1. Is an employer's right to terminate an at-will employee limited by any rules which, if breached, give rise to a cause of action for wrongful termination?

2. If "public policy" or some other doctrine does form the basis for such an action, how is it determined?

3. Did the trial court err, in view of Leikvold v. Valley View Community Hospital, 141 Ariz. 544, 688 P.2d 170 (1984), when it determined as a matter of law that the terms of Scottsdale Memorial Hospital's personnel policy manual were not part of the employment contract?

4. Do employment contracts contain an implied covenant of "good faith and fair dealing," and, if so, what is the nature of the covenant? 1

5. What is the scope of a supervisor's privilege to interfere in the beneficial employment relationship between a supervised employee and the common employer?

FACTUAL BACKGROUND

Catherine Wagenseller began her employment at Scottsdale Memorial Hospital as a staff nurse in March 1975, having been personally recruited by the manager of the emergency department, Kay Smith. Wagenseller was an "at-will" employee--one hired without specific contractual term. Smith was her supervisor. In August 1978, Wagenseller was assigned to the position of ambulance charge nurse, and approximately one year later was promoted to the position of paramedic coordinator, a newly approved management position in the emergency department. Three months later, on November 1, 1979, Wagenseller was terminated.

Most of the events surrounding Wagenseller's work at the Hospital and her subsequent termination are not disputed, although the parties differ in their interpretation of the inferences to be drawn from and the significance of these events. For more than four years, Smith and Wagenseller maintained a friendly, professional, working relationship. In May 1979, they joined a group consisting largely of personnel from other hospitals for an eight-day camping and rafting trip down the Colorado River. According to Wagenseller, "an uncomfortable feeling" developed between her and Smith as the trip progressed--a feeling that Wagenseller ascribed to "the behavior that Kay Smith was displaying." Wagenseller states that this included public urination, defecation and bathing, heavy drinking, and "grouping up" with other rafters. Wagenseller did not participate in any of these activities. She also refused to join in the group's staging of a parody of the song "Moon River," which allegedly concluded with members of the group "mooning" the audience. Smith and others allegedly performed the "Moon River" skit twice at the Hospital following the group's return from the river, but Wagenseller declined to participate there as well.

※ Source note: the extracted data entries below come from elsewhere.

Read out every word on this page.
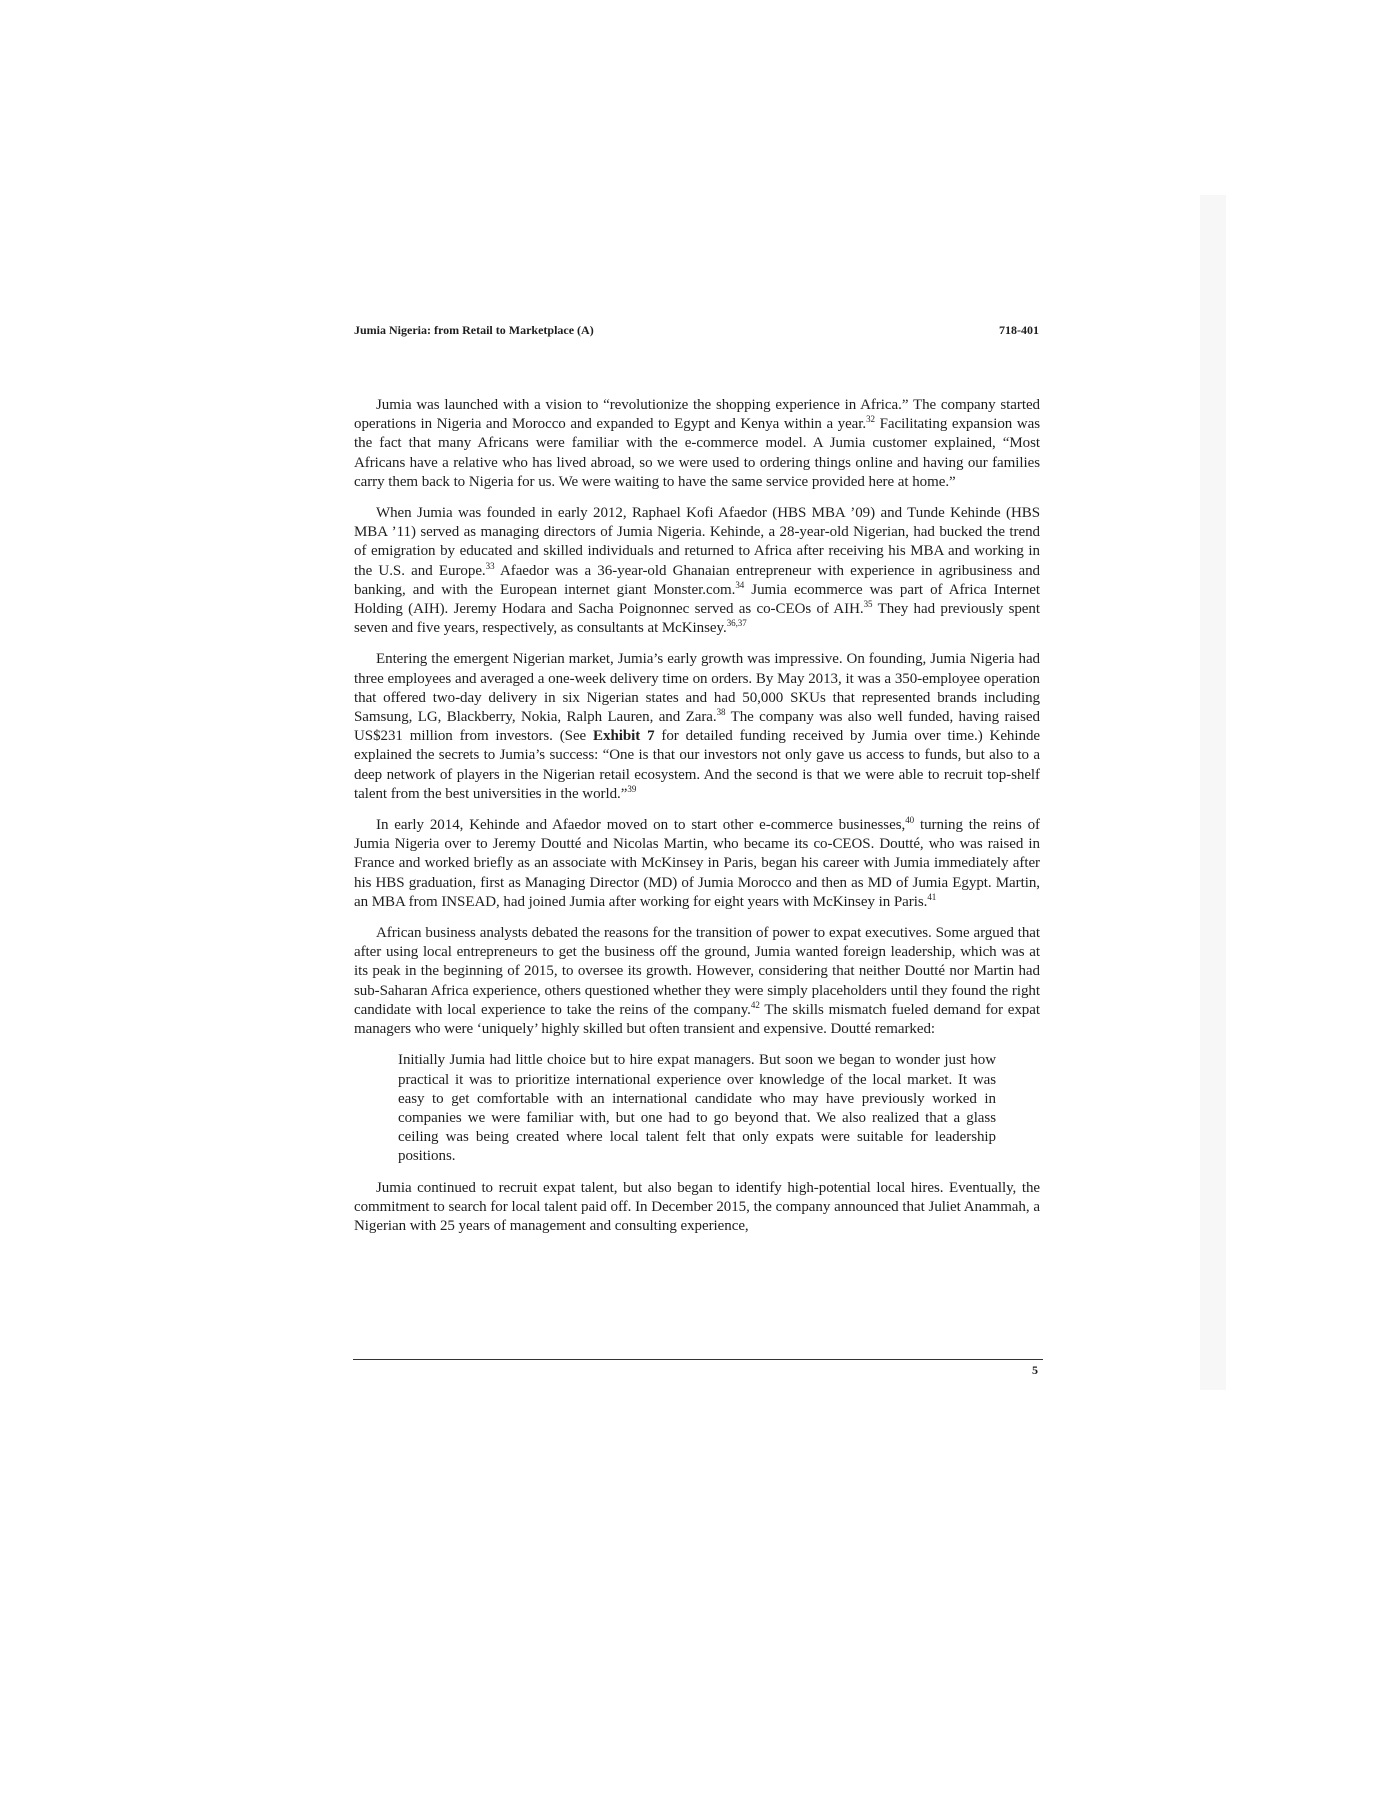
Jumia Nigeria: from Retail to Marketplace (A)	718-401

Jumia was launched with a vision to “revolutionize the shopping experience in Africa.” The company started operations in Nigeria and Morocco and expanded to Egypt and Kenya within a year.$^{32}$ Facilitating expansion was the fact that many Africans were familiar with the e-commerce model. A Jumia customer explained, “Most Africans have a relative who has lived abroad, so we were used to ordering things online and having our families carry them back to Nigeria for us. We were waiting to have the same service provided here at home.”

When Jumia was founded in early 2012, Raphael Kofi Afaedor (HBS MBA ’09) and Tunde Kehinde (HBS MBA ’11) served as managing directors of Jumia Nigeria. Kehinde, a 28-year-old Nigerian, had bucked the trend of emigration by educated and skilled individuals and returned to Africa after receiving his MBA and working in the U.S. and Europe.$^{33}$ Afaedor was a 36-year-old Ghanaian entrepreneur with experience in agribusiness and banking, and with the European internet giant Monster.com.$^{34}$ Jumia ecommerce was part of Africa Internet Holding (AIH). Jeremy Hodara and Sacha Poignonnec served as co-CEOs of AIH.$^{35}$ They had previously spent seven and five years, respectively, as consultants at McKinsey.$^{36,37}$

Entering the emergent Nigerian market, Jumia’s early growth was impressive. On founding, Jumia Nigeria had three employees and averaged a one-week delivery time on orders. By May 2013, it was a 350-employee operation that offered two-day delivery in six Nigerian states and had 50,000 SKUs that represented brands including Samsung, LG, Blackberry, Nokia, Ralph Lauren, and Zara.$^{38}$ The company was also well funded, having raised US$231 million from investors. (See Exhibit 7 for detailed funding received by Jumia over time.) Kehinde explained the secrets to Jumia’s success: “One is that our investors not only gave us access to funds, but also to a deep network of players in the Nigerian retail ecosystem. And the second is that we were able to recruit top-shelf talent from the best universities in the world.”$^{39}$

In early 2014, Kehinde and Afaedor moved on to start other e-commerce businesses,$^{40}$ turning the reins of Jumia Nigeria over to Jeremy Doutté and Nicolas Martin, who became its co-CEOS. Doutté, who was raised in France and worked briefly as an associate with McKinsey in Paris, began his career with Jumia immediately after his HBS graduation, first as Managing Director (MD) of Jumia Morocco and then as MD of Jumia Egypt. Martin, an MBA from INSEAD, had joined Jumia after working for eight years with McKinsey in Paris.$^{41}$

African business analysts debated the reasons for the transition of power to expat executives. Some argued that after using local entrepreneurs to get the business off the ground, Jumia wanted foreign leadership, which was at its peak in the beginning of 2015, to oversee its growth. However, considering that neither Doutté nor Martin had sub-Saharan Africa experience, others questioned whether they were simply placeholders until they found the right candidate with local experience to take the reins of the company.$^{42}$ The skills mismatch fueled demand for expat managers who were ‘uniquely’ highly skilled but often transient and expensive. Doutté remarked:

Initially Jumia had little choice but to hire expat managers. But soon we began to wonder just how practical it was to prioritize international experience over knowledge of the local market. It was easy to get comfortable with an international candidate who may have previously worked in companies we were familiar with, but one had to go beyond that. We also realized that a glass ceiling was being created where local talent felt that only expats were suitable for leadership positions.

Jumia continued to recruit expat talent, but also began to identify high-potential local hires. Eventually, the commitment to search for local talent paid off. In December 2015, the company announced that Juliet Anammah, a Nigerian with 25 years of management and consulting experience,

5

Wagenseller contends that her refusal to engage in these activities caused her relationship with Smith to deteriorate and was the proximate cause of her termination. She claims that following the river trip Smith began harassing her, using abusive language and embarrassing her in the company of other staff. Other emergency department staff reported a similar marked change in Smith's behavior toward Wagenseller after the trip, although Smith denied it.

Up to the time of the river trip, Wagenseller had received consistently favorable job performance evaluations. Two months before the trip, Smith completed an annual evaluation report in which she rated Wagenseller's performance as "exceed[ing] results expected," the second highest of five possible ratings. In August and October 1979, Wagenseller met first with Smith and then with Smith's successor, 2 Jeannie Steindorff, to discuss some problems regarding her duties as paramedic coordinator and her attitude toward the job. On November 1, 1979, following an exit interview at which Wagenseller was asked to resign and refused, she was terminated.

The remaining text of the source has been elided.